O abalo teve repercussões sísmicas na nossa acnosa adolescência. Ao nervoso Bleach (1989) sucedeu Nevermind (1991), uma masterpiece plena, voz de putos angustiados e demasiado tempo livre.

O pano caiu com In Utero (1993), a obra das mensagens enigmáticas, por decifrar, o aviso para o mal que a seguir se abateria.

E depois... nada. O Fim antes do tempo certo.

5 de abril de 1994. O dia da morte de Kurt Cobain, a partida pré-anunciada de uma alma atormentada por fantasmas interiores, a terrível heroína a corroer-lhe as veias. Dois meses antes, tocara ao lado de Dave Grohl e Krist Novoselic, o trio dos Nirvana, pela única vez em Portugal, no Dramático de Cascais.

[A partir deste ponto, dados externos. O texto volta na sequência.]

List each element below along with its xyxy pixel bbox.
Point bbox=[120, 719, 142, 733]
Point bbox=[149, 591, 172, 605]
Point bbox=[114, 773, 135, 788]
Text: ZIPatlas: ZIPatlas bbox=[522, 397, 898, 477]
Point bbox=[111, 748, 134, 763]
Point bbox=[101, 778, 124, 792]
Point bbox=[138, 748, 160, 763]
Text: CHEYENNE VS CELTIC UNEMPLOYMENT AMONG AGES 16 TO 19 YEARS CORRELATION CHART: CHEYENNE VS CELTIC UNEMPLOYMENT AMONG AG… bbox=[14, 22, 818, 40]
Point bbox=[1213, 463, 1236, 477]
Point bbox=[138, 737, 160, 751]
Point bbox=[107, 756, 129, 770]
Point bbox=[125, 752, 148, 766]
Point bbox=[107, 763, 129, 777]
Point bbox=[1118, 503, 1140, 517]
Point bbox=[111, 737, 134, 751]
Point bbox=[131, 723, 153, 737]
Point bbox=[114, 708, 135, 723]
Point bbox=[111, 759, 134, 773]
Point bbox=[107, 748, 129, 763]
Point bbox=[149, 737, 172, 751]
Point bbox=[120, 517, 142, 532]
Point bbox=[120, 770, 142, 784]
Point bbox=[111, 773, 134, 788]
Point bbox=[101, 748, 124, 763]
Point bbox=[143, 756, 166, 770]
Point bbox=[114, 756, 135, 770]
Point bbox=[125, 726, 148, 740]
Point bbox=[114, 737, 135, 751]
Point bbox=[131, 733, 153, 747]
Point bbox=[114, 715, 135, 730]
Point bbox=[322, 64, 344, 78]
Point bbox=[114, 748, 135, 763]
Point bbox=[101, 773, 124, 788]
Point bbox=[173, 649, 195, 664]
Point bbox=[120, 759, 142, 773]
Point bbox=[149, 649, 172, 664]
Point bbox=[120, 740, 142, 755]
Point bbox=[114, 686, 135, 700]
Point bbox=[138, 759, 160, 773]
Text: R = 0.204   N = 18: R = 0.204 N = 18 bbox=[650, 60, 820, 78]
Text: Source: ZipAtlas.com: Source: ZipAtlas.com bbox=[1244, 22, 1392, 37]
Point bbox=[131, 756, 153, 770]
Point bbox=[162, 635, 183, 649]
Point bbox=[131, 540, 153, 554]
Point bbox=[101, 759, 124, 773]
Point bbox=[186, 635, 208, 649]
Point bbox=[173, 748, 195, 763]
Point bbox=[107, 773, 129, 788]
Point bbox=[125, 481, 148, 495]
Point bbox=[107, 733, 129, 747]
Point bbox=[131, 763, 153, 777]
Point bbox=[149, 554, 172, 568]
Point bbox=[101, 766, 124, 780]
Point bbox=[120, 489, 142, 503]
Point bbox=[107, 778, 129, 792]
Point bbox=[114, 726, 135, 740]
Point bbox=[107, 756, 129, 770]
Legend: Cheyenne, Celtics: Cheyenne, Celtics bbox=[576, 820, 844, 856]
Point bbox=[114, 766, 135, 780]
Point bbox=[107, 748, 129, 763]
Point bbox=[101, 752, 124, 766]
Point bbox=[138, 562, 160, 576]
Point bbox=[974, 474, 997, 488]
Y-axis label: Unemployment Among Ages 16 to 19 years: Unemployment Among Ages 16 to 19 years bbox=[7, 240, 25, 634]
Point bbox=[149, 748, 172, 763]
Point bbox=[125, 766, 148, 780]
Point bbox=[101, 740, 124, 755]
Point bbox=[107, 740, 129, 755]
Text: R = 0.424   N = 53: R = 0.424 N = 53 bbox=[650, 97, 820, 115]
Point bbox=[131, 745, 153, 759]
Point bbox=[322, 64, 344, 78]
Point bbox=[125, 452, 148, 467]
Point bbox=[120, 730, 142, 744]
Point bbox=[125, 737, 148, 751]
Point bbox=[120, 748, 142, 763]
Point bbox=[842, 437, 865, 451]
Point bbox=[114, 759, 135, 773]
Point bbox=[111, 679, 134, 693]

Há 30 anos, celebrados na passada semana por fãs e discípulos, - como se Cobain seguisse vivo e de boa saúde -, toda uma geração recebeu a notícia em choque. Os mais fiéis choraram, rasgaram vestes, passaram o dia agarrados a guitarras acústicas e a simular o tom grave de Kurt Cobain.

Na minha escola, a Secundária Clara de Resende, mesmo em frente ao Bessa, não foi diferente. O Pica, o nosso Cobain privativo, passou de Come as You Are a Something in the Way, de Lithium a Smells Like Teen Spirits, enrouquecido na dor.

Em dor, acreditem. Kurt Cobain era por esses dias a maior figura pop da MTV, quando a MTV ainda se dava ao trabalho de passar música boa.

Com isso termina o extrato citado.